Internal Architecture
This section explains how datamitsu works under the hood. Understanding the internal execution model helps wrapper maintainers optimize tool configurations and advanced users debug unexpected behavior.
How It All Fits Together
When you run datamitsu check, the system moves through four stages:
- File Discovery walks the repository tree, respecting
.gitignorerules, and collects all files that match tool glob patterns. - Task Planning groups matched files into tasks based on tool priorities, scopes, and project boundaries. Overlapping globs are detected and resolved.
- Parallel Execution runs task groups sequentially by priority level, but tasks within each group run in parallel across available CPU cores.
- Cache Update records results per file so unchanged files are skipped on the next run.
Why This Matters
For wrapper maintainers: Understanding how priorities and overlap detection work lets you write tool configurations that maximize parallelism. Misconfigured priorities can serialize tools that could run in parallel, slowing down CI pipelines.

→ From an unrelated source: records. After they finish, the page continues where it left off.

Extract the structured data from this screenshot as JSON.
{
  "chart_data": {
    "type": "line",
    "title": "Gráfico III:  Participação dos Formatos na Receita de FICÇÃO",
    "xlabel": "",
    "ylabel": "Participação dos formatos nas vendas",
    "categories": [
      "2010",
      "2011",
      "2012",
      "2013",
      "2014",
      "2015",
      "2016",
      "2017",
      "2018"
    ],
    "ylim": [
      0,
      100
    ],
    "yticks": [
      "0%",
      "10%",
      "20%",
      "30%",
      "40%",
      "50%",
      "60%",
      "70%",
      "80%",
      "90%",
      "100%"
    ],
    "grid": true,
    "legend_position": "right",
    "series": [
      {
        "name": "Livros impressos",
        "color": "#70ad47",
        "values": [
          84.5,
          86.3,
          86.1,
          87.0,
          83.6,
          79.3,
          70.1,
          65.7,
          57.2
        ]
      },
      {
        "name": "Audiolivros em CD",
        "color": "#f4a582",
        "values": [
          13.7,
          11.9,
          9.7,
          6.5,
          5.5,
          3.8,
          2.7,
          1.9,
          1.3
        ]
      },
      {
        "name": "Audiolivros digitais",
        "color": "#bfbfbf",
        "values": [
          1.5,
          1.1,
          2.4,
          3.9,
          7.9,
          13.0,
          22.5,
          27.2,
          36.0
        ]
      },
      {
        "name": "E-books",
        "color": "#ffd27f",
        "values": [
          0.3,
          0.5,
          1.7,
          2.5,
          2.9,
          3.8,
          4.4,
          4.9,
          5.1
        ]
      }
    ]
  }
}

For advanced users: Knowing how file discovery and caching interact explains why certain files are or aren't processed, and how to force cache invalidation when needed.
Components
Each stage has its own detailed documentation:
| Component | What It Does | Key Concepts |
|---|---|---|
| Task Planning | Groups files into prioritized task batches | Priority chunking, overlap detection, CWD-subtree restriction |
| Parallel Execution | Runs tasks with fail-fast semantics | Two-layer model, context cancellation, progress tracking |
| File Discovery | Walks the repo respecting ignore rules | .gitignore-aware traversal, project auto-detection |
| Caching Strategy | Tracks per-file results for incremental runs | XXH3-128 invalidation keys, separate lint/fix tracking |
Reading Order
If you're new to datamitsu's internals, read in this order:
- File Discovery -- how files enter the system
- Task Planning -- how files become tasks
- Parallel Execution -- how tasks run
- Caching Strategy -- how results persist between runs
If you're debugging a specific issue, jump directly to the relevant component page.